The first step is to express a single stage of a RISK-like pool evaluation as a state transition function as defined above. Given the number of dice on each side, this computes the distribution of the number of remaining dice on each side after a single stage.
class EvalRiskAttrition(hdroller.EvalPool):
def next_state(self, state, outcome, a, b):
if state is None:
score_a, score_b, advantage = 0, 0, 0
else:
score_a, score_b, advantage = state
# Advantage is the number of unpaired dice that rolled a previous (higher) number.
# If positive, it favors side A, otherwise it favors side B.
# We pair them off with newly-rolled dice of the disadvantaged side.
if advantage > 0:
score_a += min(b, advantage)
elif advantage < 0:
score_b += min(a, -advantage)
advantage += a - b
return score_a, score_b, advantage
def final_outcome(self, final_state, pool_a, pool_b):
score_a, score_b, advantage = final_state
if score_a == 0 and score_b == 0:
# No change. Eliminate this outcome to prevent infinite looping.
# This is equivalent to rerolling the contest until at least one die is removed.
return hdroller.Reroll
# Each side loses dice equal to the other's hits.
# The result is the number of remaining dice on each side.
return pool_a.num_dice() - score_b, pool_b.num_dice() - score_a
def direction(self, *_):
# See outcomes in descending order.
return -1
eval_risk = EvalRiskAttrition().bind_dice(hdroller.d6, hdroller.d6)
Finding the fixed point
Since we reroll each stage until at least one die is eliminated, the number of stages is bounded by the total number of dice. Therefore we can then repeatedly apply this attrition until everything reaches an absorbing state. We could compute the maximum number of stages explicitly, or just look for a fixed point.
def risk_attrition(a, b):
if a == 0 or b == 0:
# If one side has run out of dice, no more rolling is necessary.
return a, b
else:
# Otherwise, run the contest.
return eval_risk(a, b)
# 4 dice vs. 3 dice.
a = 4
b = 3
# Construct a die that always rolls the tuple (4, 3).

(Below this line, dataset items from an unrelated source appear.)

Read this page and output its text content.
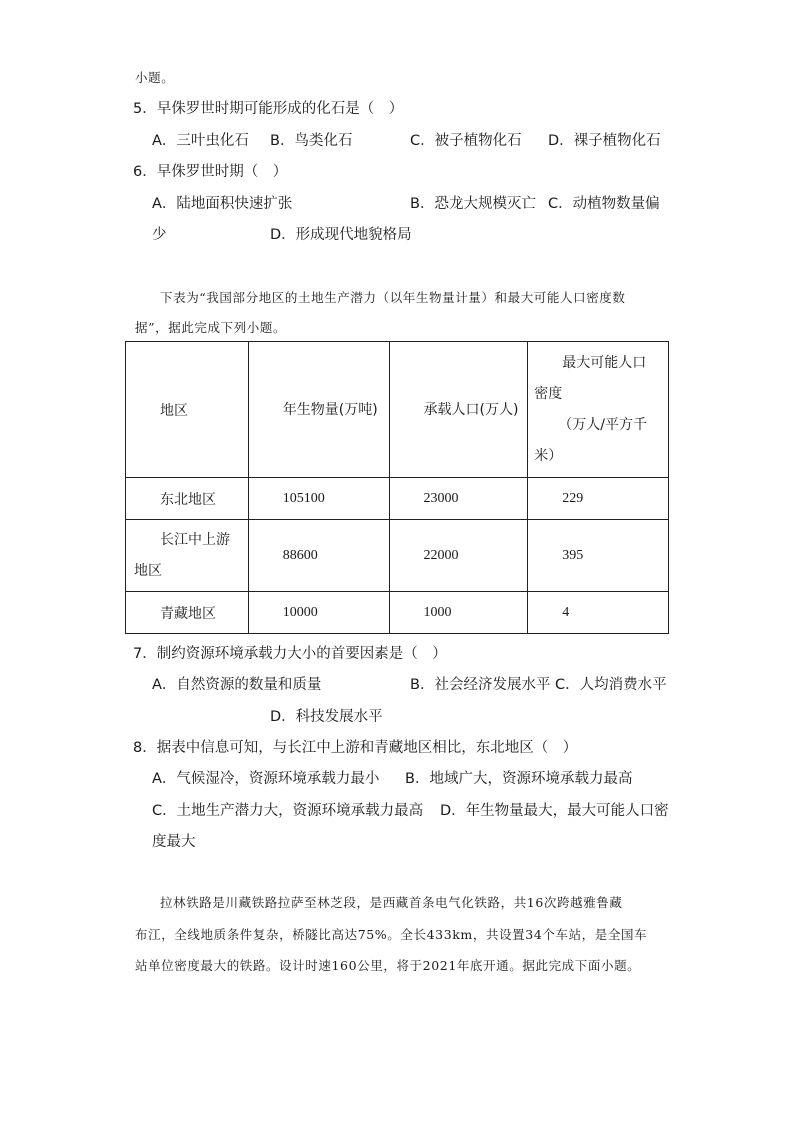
小题。
5．早侏罗世时期可能形成的化石是（　）
A．三叶虫化石 B．鸟类化石	C．被子植物化石 D．裸子植物化石
6．早侏罗世时期（　）
A．陆地面积快速扩张	B．恐龙大规模灭亡 C．动植物数量偏
少	D．形成现代地貌格局
下表为“我国部分地区的土地生产潜力（以年生物量计量）和最大可能人口密度数
据”，据此完成下列小题。
地区	年生物量(万吨)	承载人口(万人)	最大可能人口
密度
（万人/平方千
米）

东北地区	105100	23000	229

长江中上游
地区	88600	22000	395
青藏地区	10000	1000	4
7．制约资源环境承载力大小的首要因素是（　）
A．自然资源的数量和质量	B．社会经济发展水平 C．人均消费水平
D．科技发展水平
8．据表中信息可知，与长江中上游和青藏地区相比，东北地区（　）
A．气候湿冷，资源环境承载力最小 B．地域广大，资源环境承载力最高
C．土地生产潜力大，资源环境承载力最高 D．年生物量最大，最大可能人口密
度最大
拉林铁路是川藏铁路拉萨至林芝段，是西藏首条电气化铁路，共16次跨越雅鲁藏
布江，全线地质条件复杂，桥隧比高达75%。全长433km，共设置34个车站，是全国车
站单位密度最大的铁路。设计时速160公里，将于2021年底开通。据此完成下面小题。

# Then, apply the risk_attrition function recursively until reaching a fixed point.
result = hdroller.Die((a, b)).sub(risk_attrition, max_depth=None, denominator_method='reduce')
# The result is how many dice are remaining at the end.
# The loser has 0 dice, and the winner has 1 or more dice.
print(result)
Denominator: 350190883979307611136000
| Outcome[0] | Outcome[1] | Weight | Probability |
|---|---|---|---|
| 0 | 1 | 11215262070269292175045 | 3.202614% |
| 0 | 2 | 26208104640905472978960 | 7.483948% |
| 0 | 3 | 44739780296050462334400 | 12.775827% |
| 1 | 0 | 11215262070269292175045 | 3.202614% |
| 2 | 0 | 28634396560615778884510 | 8.176797% |
| 3 | 0 | 60745546693229402315592 | 17.346410% |
| 4 | 0 | 167432531647967910272448 | 47.811790% |
If you just want to know the winner:
print(result.sub(lambda a, b: 'a' if a > 0 else 'b').reduce())
Denominator: 2244741412001587200
| Outcome | Weight | Probability |
|---|---|---|
| a | 1718071452659096719 | 76.537611% |
| b | 526669959342490481 | 23.462389% |
This can compute a dozen dice on each side without much issue, though the denominator can get quite massive.